If this file is read back in PHP afterwards (e.g. using file_get_contents
+ json_decode
) it takes from 700 to 900ms just to get the array back — "Okay" I thought, "it's probably reasonable since json_decode
has to parse about 2 million characters, let's cache it". APC caches it in a entry that takes about 68MB, probably normal, zvals are large. Retrieving however this array back from APC also takes some good 600ms which is in my eyes still way too much.
Edit: APC does serialize/unserialize to store and retrieve content which with a million item array is a lengthy and heavy process.
So the questions:
Should I expect this latency if I intend to load a one million entries array, no matter the data store or the method, in PHP? As far as I understand APC stores the zval itself, so theoretically retrieving it from APC should be as fast as it can possibly get (no parsing, no conversion, no disk access)Why is APC so slow for something so seemingly simple?Is there any efficient way to load a one million entries array entirely in memory using PHP? assuming RAM usage is not a problem.

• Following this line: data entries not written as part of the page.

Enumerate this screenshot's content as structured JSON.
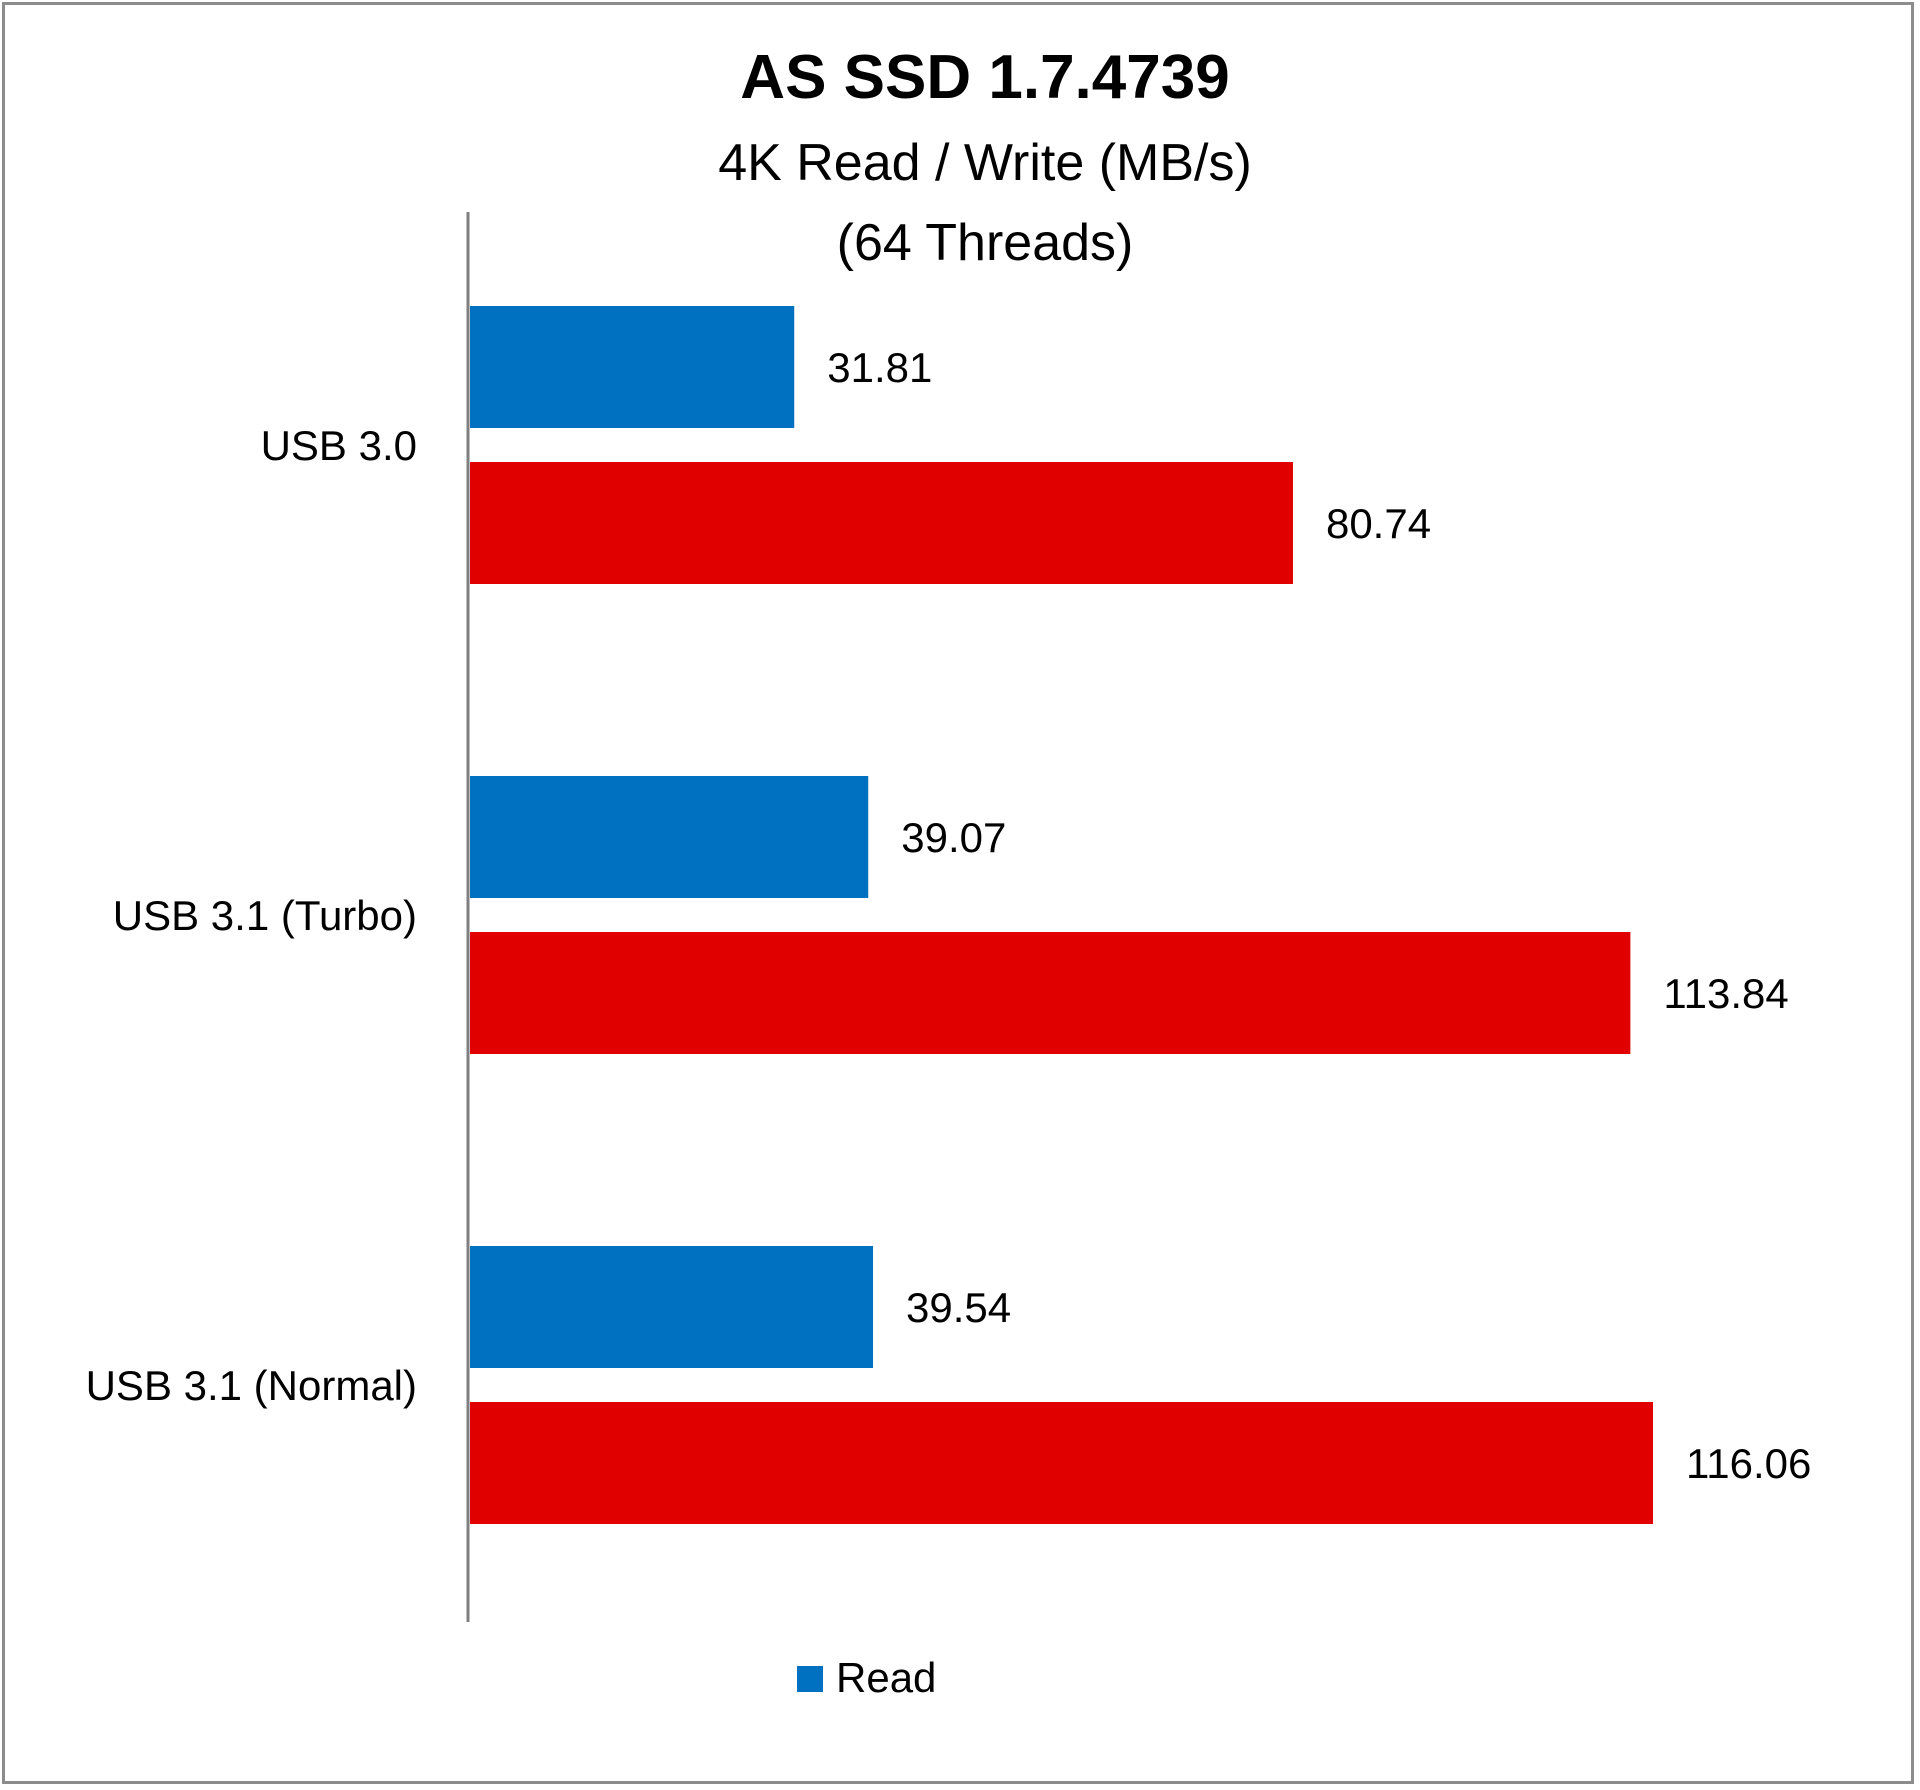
{
  "chart_data": {
    "type": "bar",
    "orientation": "horizontal",
    "title": "AS SSD 1.7.4739",
    "subtitle_lines": [
      "4K Read / Write (MB/s)",
      "(64 Threads)"
    ],
    "categories": [
      "USB 3.0",
      "USB 3.1 (Turbo)",
      "USB 3.1 (Normal)"
    ],
    "series": [
      {
        "name": "Read",
        "values": [
          31.81,
          39.07,
          39.54
        ],
        "color": "#0070c0",
        "labels": [
          "31.81",
          "39.07",
          "39.54"
        ]
      },
      {
        "values": [
          80.74,
          113.84,
          116.06
        ],
        "color": "#e00000",
        "labels": [
          "80.74",
          "113.84",
          "116.06"
        ]
      }
    ],
    "xlim": [
      0,
      140
    ],
    "grid": false,
    "legend": {
      "position": "bottom",
      "entries": [
        "Read"
      ]
    }
  }
}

If I were to access only slices of this array based on indexes (e.g. loading the chunk from index 15 to index 76) and never actually have the entire array in memory (yes, I understand this is the sane way of doing it, but I wanted to know all the sides), what would be the most efficient data store system for the complete array? Obviously not a RDBM; I'm thinking redis, but I would be happy to hear other ideas.